MWB 3,2 662,1; Bearbeiter: Bohnert

kuchengerihte stN. ‘Zukost (die zum Hauptgericht hinzugegeben wird)’ swaz von koste möht gesîn, / ez wære brôt oder wîn, / wiltpræt, fleisch oder visch, / kuchengerihte [Hss. kúchen gerát, chuchel gerecht ] oder tisch Ottok 69389 (s. Glossar z.St.)

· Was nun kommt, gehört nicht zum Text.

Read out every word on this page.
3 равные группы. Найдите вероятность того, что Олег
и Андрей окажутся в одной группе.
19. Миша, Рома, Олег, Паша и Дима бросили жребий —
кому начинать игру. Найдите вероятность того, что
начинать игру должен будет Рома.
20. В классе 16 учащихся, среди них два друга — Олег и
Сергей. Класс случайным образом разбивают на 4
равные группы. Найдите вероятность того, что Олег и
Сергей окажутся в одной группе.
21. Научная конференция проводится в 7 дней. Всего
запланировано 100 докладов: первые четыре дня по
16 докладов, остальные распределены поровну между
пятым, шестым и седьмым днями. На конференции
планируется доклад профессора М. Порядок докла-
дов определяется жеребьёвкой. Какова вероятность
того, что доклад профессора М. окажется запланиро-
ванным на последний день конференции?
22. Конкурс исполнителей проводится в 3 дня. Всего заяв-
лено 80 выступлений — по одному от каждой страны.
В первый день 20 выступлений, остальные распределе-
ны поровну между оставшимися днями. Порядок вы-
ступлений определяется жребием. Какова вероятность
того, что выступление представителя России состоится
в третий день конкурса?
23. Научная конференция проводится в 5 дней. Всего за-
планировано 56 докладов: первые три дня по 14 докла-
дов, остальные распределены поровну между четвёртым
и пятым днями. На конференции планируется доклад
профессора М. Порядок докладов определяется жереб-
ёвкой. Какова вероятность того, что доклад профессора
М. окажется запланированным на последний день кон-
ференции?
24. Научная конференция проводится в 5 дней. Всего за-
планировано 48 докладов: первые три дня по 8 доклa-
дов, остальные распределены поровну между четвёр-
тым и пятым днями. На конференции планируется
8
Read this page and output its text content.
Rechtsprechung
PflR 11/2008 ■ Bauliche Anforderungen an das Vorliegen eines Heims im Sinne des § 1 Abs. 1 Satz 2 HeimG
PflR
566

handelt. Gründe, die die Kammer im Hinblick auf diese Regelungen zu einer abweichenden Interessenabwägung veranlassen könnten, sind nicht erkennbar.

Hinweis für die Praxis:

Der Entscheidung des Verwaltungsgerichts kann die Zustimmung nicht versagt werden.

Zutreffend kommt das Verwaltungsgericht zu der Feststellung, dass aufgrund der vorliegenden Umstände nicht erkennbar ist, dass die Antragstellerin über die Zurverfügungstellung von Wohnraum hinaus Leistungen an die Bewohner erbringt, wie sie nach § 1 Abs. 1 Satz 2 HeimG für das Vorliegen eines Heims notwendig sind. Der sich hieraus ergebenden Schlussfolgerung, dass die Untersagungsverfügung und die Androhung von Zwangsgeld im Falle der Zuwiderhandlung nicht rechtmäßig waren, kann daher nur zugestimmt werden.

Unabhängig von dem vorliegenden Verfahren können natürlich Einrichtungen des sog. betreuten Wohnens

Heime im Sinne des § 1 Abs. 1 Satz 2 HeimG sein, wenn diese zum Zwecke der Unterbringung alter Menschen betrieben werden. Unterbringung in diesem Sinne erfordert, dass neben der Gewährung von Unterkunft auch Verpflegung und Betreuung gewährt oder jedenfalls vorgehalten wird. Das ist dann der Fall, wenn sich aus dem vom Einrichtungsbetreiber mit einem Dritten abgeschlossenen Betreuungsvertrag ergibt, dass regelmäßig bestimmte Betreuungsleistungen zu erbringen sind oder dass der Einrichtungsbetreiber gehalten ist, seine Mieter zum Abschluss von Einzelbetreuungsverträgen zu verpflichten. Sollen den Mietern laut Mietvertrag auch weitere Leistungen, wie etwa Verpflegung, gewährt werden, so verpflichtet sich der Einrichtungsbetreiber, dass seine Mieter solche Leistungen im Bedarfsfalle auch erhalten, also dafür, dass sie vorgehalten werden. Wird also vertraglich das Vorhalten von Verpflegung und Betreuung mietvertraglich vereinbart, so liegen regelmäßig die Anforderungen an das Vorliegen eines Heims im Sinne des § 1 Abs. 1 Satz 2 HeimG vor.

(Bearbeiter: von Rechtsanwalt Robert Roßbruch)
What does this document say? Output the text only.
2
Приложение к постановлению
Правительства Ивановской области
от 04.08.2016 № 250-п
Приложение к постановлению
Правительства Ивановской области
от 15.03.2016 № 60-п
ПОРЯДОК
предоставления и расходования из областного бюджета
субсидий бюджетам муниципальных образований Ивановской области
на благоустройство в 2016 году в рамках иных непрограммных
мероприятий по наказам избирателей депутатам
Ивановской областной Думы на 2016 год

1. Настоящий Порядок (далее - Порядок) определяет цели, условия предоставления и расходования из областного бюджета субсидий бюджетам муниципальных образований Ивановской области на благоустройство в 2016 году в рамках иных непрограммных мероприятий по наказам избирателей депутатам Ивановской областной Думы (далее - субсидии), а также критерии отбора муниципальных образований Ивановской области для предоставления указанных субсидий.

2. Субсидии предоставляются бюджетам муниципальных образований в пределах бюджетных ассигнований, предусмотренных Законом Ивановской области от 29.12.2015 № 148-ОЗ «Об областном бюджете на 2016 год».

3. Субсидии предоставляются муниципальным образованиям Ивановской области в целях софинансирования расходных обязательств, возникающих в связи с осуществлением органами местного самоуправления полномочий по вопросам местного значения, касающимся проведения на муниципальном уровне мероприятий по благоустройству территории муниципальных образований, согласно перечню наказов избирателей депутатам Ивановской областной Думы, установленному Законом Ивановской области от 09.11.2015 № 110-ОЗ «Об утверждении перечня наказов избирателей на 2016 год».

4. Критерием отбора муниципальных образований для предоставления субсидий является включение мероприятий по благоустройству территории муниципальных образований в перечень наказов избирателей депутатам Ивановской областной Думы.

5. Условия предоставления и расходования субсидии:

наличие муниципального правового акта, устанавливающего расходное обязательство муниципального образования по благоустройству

MWB 3,2 662,4; Bearbeiter: Bohnert

küchenknabe swM. ‘Küchenjunge, -knecht’ e ich gescheh ze vüern / iv vnder iwer chvchen knaben [bevor es dazu kommt, dass ihr mich ... führt (zur Konstr. vgl. 2 5Mhd. Gr. § S 34 Anm. 1 und OrtnAW 335,4 mit Anm.)] Krone 9868

MWB 3,2 662,9; Bearbeiter: Bohnert

kuchenknëht stM. ‘Küchenjunge, -knecht’ ir köche und ir kuchen knehte Renner 639; diu bœsten hemde / diu ie küchenkneht getruoc Iw 4923; bœser ~ Herb 1580; Ottok 66878; HvNstAp 8640; (bildl.:) des [Leibes] küchen kneht ist mîn her Slunt Renner 9645; Cruselere deme kuchenknechte eine marc UrkCorp (WMU) 566,12; hey waz er kuchenknehte von dem fiwer schiet! NibB 959,2; Rennew 3553; Wildon 3,349; Pass III 143,96 (vgl. LA (H) 1:430,13 qui coquinam faciebat); HvNstAp 11433; Glossenbeleg des 12. Jh.s s. AWB 5,455

MWB 3,2 662,14; Bearbeiter: Bohnert

kuchenlêhen, kuchilêhen stM. ‘Lehnsgut, dessen Ertrag an die herrschaftliche Küche geliefert wird’ (vgl. Chuͦnrades lehen von Puͤhel [...] gehoͤrt in deu chuchen UrbSonnenb 114 ): Vlricus cocus habet i chuchnlehen UrbNAlteich 351; von dem chûchenlehen [...] cedunt nobis duo manipuli TradSchäftl 461 (vor 1250); proprietatem sive iurisdictionem curie site in Schaͤmmern nuncupate kuchilehin UrkWürtt 8,*373 (a. 1283)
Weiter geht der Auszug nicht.